Rasyonalistlere göre matematik bilgiler, aklın ilkeleri kesin bilgilere örnek
oluşturur. Sokrates, Platon, Aristoteles, Descartes, Hegel rasyonalist
filozoflara örnektir.
Sokrates: Aklın, değişmez ve gerçek varlığın bilgisine doğuştan sahip olduğunu
söyler. Dürüstlük, adalet, iyilik gibi erdemlerin bilgisinin tecrübe ile
kazanılmadığını, bu bilgilerin insanda doğuştan olduğunu ileri sürmüştür.
Platon: Zorunlu, kesin, genel geçer bilginin var olduğunu, bu bilgilerin de
ideaların bilgisi olduğunu ileri sürer. Ona göre görünüşler dünyasında sürekli
değişme olduğundan, bu varlıklar bilinemezler. İdealar dünyası ise ezeli ve
ebedi olan ve akılla kavranan gerçeklik alanıdır. İdealar insan zihninde
doğuştan yer alır. 2+2=4 idealar dünyasının doğru bilgisine bir örnektir.
Aristoteles: Ona göre bilgi edinme yetisi akıldır.

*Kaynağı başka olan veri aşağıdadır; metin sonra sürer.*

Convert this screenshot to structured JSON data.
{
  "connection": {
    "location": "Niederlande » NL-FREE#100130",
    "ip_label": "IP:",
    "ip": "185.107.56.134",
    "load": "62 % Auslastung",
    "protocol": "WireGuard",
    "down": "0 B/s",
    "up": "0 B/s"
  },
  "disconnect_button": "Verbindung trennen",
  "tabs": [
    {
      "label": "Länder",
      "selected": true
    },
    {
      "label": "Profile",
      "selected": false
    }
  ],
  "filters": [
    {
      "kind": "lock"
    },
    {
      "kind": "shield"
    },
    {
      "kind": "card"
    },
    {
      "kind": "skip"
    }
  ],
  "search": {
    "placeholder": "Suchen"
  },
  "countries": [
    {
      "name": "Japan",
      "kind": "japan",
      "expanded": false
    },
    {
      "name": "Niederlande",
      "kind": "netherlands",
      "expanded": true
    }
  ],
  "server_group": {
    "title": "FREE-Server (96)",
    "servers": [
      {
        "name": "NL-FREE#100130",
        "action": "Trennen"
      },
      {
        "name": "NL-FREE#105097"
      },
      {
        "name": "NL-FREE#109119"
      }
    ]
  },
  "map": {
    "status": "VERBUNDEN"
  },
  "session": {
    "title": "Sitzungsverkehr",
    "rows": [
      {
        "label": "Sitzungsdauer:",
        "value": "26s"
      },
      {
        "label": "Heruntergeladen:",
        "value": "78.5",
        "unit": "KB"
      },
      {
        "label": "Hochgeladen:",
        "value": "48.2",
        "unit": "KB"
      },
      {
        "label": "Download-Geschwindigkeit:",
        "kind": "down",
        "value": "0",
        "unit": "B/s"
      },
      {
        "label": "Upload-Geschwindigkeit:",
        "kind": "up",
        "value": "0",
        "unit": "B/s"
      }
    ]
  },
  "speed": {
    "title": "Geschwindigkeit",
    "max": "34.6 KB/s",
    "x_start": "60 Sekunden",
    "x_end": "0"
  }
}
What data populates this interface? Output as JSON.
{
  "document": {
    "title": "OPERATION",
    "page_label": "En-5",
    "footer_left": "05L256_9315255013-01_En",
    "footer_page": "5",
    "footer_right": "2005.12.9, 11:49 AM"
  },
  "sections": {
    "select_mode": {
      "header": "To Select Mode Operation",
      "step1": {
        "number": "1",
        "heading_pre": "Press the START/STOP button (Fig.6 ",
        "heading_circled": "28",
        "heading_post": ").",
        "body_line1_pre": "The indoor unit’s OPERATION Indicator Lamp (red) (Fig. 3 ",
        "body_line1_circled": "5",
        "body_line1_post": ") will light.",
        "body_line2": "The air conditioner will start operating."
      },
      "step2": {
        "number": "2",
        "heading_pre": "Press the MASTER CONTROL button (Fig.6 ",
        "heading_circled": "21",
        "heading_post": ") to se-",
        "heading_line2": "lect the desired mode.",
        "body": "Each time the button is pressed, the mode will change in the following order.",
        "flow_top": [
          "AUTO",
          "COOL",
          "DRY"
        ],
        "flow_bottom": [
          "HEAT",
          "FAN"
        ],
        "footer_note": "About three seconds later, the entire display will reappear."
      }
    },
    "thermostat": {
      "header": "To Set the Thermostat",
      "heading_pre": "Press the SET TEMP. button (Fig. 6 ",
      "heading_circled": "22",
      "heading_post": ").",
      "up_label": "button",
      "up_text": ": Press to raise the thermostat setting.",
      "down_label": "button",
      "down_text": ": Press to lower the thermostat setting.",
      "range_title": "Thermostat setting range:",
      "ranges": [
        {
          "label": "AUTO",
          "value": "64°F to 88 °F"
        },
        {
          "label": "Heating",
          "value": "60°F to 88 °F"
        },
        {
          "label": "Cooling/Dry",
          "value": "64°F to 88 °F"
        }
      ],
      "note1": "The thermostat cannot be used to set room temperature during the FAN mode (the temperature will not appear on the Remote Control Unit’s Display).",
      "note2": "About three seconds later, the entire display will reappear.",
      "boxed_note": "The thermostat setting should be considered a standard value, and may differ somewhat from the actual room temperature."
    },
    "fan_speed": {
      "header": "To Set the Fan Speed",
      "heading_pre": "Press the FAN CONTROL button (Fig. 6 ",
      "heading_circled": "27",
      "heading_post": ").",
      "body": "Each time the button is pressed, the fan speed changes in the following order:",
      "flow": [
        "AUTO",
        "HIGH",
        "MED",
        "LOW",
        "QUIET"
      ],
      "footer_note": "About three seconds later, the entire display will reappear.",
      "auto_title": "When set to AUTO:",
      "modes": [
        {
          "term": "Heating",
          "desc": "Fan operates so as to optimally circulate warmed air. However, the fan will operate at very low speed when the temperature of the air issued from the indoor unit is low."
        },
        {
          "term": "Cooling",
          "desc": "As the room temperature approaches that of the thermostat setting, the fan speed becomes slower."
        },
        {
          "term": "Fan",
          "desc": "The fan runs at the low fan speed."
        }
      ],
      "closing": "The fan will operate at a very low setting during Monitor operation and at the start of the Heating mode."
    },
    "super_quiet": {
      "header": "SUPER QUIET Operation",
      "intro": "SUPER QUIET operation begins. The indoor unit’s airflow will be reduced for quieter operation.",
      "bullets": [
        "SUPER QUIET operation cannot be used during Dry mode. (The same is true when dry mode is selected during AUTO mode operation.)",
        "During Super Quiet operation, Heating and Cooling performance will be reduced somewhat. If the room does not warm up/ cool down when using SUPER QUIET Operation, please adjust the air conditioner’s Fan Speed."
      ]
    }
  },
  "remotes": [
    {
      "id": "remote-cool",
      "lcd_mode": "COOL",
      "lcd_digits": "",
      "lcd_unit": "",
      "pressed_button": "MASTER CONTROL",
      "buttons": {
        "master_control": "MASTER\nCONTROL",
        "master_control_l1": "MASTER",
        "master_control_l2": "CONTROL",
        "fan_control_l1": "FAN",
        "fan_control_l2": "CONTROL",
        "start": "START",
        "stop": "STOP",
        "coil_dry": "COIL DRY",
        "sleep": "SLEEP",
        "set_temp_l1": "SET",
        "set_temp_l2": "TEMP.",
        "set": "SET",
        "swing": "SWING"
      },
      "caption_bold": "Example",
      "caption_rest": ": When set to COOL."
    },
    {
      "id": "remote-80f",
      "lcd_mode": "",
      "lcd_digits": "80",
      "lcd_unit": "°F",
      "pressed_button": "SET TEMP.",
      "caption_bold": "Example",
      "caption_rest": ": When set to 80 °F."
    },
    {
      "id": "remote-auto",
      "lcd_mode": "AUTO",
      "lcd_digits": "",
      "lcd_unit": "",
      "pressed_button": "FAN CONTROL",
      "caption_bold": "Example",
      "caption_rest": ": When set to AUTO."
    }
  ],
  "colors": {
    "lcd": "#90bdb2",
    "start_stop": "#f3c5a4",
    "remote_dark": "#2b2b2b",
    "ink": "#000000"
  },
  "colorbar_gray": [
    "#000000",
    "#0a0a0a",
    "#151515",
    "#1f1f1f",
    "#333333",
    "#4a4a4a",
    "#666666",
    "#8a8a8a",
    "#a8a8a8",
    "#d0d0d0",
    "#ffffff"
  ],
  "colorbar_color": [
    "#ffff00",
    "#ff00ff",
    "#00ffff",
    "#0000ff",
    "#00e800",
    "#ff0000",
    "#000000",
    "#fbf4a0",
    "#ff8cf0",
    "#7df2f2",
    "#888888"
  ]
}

Ancak akıl bilgiyi taşıyan
değil, üreten bir yeti olmaktadır. Aristoteles, mantığında kullandığı
tümdengelim yöntemiyle, aklın bilgi yapma yetisi olduğunu göstermiştir.
Descartes: İnsan zihninde doğuştan düşünceler bulunduğunu, iyi yönetilen zihnin
kesin, genel geçer bilgiye ulaşabileceği görüşündedir.
Başlangıçta, geçici olarak bütün bilgilerinin doğruluğundan kuşku duymuştur.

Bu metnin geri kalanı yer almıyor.